Source · Select Committees · Treasury Committee
Recommendation 19
19
Acknowledged
Lack of information on future Bank balance sheet arrangements at steady-state reserves
Conclusion
Some witnesses thought that the remuneration of reserves would need to be reconsidered once reserves had reached their future steady-state level. However, there is a lack of information about future arrangements for the Bank’s balance sheet once the steady-state level of reserves is reached. (Paragraph 82) Quantitative Tightening 37
Government Response Summary
The government clarifies the Bank's arrangements for normalising its balance sheet, detailing the role of liquidity facilities as reserves fall. It states that the Bank is continuing to analyse the optimal steady-state level of reserves for monetary and financial stability.
Government Response
Acknowledged
HM Government
Acknowledged
The recommendation in paragraph 20 states that the Bank and Treasury should clarify the future arrangements for the steady state level of reserves, including the future of QT at that point.
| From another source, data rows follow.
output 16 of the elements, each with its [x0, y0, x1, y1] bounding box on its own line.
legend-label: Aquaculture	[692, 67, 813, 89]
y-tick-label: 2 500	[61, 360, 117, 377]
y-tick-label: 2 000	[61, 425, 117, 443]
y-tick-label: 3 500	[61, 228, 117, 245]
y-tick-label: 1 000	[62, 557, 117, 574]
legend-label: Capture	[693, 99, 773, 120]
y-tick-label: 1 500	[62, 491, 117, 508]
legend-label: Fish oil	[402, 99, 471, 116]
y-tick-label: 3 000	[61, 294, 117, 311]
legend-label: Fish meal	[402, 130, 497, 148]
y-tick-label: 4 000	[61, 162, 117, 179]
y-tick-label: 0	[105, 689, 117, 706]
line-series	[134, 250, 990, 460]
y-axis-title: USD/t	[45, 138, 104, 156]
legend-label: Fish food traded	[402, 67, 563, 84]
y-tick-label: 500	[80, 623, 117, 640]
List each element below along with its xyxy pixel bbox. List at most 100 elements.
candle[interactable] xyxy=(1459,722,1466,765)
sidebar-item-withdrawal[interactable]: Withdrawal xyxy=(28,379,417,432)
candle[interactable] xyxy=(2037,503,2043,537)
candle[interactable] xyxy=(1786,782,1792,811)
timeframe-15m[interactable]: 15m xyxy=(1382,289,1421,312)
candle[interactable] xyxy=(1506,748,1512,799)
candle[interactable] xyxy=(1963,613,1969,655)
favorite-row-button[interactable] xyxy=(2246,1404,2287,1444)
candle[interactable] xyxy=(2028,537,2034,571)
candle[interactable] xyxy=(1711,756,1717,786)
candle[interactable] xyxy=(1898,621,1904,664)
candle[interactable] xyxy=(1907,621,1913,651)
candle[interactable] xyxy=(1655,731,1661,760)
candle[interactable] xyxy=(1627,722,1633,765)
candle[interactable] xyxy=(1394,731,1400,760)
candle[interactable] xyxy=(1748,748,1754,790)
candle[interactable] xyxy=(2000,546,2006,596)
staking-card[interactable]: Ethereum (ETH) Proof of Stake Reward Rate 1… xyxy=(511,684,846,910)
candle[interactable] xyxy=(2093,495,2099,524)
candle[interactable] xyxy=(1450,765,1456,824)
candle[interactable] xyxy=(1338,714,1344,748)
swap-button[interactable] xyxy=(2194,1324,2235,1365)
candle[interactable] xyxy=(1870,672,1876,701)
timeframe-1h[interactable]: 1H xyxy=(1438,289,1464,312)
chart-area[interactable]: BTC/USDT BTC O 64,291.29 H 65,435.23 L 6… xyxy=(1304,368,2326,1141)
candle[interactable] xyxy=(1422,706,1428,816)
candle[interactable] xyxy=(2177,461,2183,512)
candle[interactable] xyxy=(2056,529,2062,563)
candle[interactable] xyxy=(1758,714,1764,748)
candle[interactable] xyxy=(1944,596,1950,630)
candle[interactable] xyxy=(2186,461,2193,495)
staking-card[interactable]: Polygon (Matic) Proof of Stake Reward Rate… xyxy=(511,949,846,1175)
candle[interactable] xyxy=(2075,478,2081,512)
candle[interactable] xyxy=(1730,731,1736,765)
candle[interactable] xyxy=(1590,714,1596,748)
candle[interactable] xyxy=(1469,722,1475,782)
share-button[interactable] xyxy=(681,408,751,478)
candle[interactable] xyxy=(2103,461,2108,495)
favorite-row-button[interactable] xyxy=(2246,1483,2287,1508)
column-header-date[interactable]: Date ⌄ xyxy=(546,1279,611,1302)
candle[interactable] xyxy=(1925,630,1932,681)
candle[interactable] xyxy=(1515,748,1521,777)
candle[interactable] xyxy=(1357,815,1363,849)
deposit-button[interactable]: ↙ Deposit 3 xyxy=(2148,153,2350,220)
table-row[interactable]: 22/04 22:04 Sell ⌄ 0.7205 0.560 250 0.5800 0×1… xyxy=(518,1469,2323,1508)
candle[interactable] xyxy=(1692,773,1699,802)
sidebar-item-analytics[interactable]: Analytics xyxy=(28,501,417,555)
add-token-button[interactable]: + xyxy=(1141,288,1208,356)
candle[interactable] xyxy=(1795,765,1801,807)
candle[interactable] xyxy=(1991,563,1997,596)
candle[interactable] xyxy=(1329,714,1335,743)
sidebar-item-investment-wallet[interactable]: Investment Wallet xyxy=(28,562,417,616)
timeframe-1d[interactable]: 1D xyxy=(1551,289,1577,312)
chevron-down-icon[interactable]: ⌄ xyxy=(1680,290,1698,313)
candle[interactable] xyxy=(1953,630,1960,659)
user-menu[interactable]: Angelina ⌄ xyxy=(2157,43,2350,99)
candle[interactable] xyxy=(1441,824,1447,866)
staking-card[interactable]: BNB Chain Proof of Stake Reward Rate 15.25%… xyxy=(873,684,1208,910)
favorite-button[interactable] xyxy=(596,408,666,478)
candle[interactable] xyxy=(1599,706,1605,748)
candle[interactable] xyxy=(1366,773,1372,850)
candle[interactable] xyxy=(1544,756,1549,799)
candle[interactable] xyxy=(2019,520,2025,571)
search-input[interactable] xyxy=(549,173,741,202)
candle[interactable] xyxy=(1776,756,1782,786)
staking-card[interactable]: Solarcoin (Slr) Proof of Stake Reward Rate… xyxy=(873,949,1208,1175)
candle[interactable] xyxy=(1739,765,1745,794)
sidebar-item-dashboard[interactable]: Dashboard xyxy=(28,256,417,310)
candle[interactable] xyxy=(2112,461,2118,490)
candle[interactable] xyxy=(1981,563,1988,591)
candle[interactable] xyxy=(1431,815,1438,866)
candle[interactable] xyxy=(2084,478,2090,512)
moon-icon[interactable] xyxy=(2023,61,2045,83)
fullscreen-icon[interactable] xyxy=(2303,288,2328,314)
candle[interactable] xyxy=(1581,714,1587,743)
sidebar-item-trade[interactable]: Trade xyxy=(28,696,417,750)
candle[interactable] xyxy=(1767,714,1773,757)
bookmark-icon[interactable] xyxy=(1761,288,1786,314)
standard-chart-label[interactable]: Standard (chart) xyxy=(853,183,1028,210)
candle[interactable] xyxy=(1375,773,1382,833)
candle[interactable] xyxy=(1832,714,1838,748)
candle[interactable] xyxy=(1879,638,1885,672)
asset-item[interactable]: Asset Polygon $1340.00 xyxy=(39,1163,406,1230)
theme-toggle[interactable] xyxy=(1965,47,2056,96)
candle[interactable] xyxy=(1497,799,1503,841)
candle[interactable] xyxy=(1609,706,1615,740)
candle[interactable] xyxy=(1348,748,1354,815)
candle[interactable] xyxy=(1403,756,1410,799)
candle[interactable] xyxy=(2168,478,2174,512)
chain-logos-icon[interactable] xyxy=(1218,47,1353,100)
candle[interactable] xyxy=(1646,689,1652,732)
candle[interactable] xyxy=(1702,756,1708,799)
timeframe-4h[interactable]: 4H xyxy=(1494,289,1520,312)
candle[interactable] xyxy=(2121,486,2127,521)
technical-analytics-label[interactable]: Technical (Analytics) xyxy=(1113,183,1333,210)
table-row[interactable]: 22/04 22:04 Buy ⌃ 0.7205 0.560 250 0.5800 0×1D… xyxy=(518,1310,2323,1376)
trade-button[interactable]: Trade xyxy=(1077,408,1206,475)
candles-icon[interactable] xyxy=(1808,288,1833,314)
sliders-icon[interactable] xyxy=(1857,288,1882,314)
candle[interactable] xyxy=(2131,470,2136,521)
It is important to note at the outset that QT is only one factor behind the normalisation of the Bank’s balance sheet. Reserves may also fall for other reasons, most notably repayments of loans made under the Bank’s Term Funding Scheme with additional incentives for small medium-sized enterprises (TFSME). Nevertheless, a reduction in the size of the APF has implications for the level of reserves in the system. In September 2022 the Bank set out its arrangements for allowing the MPC to focus solely on monetary policy considerations in setting its strategy for unwinding its stock of asset purchases. These arrangements are designed such that the MPC could, over time, if it judged this necessary for policy reasons, unwind the APF fully in line with the gradual and predictable approach that it has previously articulated. It does not state that QT would cease at a certain level of reserves, nor would it rule out other choices. To maintain control over short-term market interest rates during this period and in order to implement monetary policy, the Bank announced a new market operation in the same market notice–the Short Term Repo Facility (STR)–that allows commercial banks to borrow unlimited reserves at Bank Rate against gilt collateral on a weekly basis. In addition, we expect usage of the full set of our liquidity facilities to rise as the level of reserves in the system falls. At the point that reserves reach the minimum desired level, banks will be able to meet their demand for reserves at Bank Rate using the Bank’s liquidity facilities, stabilising the quantity of reserves and allowing the MPC to decide to continue reducing the stock of assets held in the APF for monetary policy purposes, should it judge that necessary for monetary policy reasons. The quantity of reserves needed to maintain monetary control and financial stability once QT has completed and TFSME drawings have been repaid is likely to be substantially higher than in the past. The Bank is continuing to analyse the optimal steady state level of reserves for monetary and financial stability, as discussed in more detail in a recent speech by Andrew Hauser, among others.